Congress president Rahul Gandhi added to the insufficie­nt allocation argument when he tweeted that giving farmers ~17 a day is “an insult to everything they stand and work for”.

Small-time farmers, who make up 86% of the total, are the most deprived generally. They mostly consume, not sell, what they grow since they have lower surpluses.

Rao said there is “some merit” in the argument that the interim budget ignored income support to mid-level farmers— the ones more severely affected by this spell of falling prices— because they relatively have more surpluses.
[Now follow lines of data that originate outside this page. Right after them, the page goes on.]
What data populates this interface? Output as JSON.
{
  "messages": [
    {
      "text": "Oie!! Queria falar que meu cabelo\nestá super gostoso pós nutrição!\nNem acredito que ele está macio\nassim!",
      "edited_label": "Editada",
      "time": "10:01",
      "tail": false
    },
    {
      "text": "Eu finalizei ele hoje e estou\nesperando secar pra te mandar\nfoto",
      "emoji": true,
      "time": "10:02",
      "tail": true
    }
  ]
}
“The focus on fisheries and animal husbandry are good steps because that’s where the big inflation is,” said economist YK Alagh.

This means farmers can be better off shifting to cattle-based income because animal-based products are fetching more prices than crops.

Alagh says the budget reiterates the government’s goal of doubling of farm income but the problem is that the government still hasn’t accepted the broader measure of farming costs that includes the notional value of family labour and (unearned) rent. Alagh chaired a committee that approved this measure of cultivatio­n cost, technicall­y called “C2”.

“If you accept the unearned rent for industry as a measure of assumed cost, there is no logic not to use it for agricultur­e,” he said.

The income transfer programme will be made effective from December 1, 2018, the finance minister said. Former finance minister P Chidambara­m questioned this rationale. “I have never heard of a scheme rolled out retrospect­ively,” he said at a press meet.

Goyal said the fiscal deficit for the current fiscal is expected to be slightly higher at 3.4% “considerin­g the need for income support to farmers”.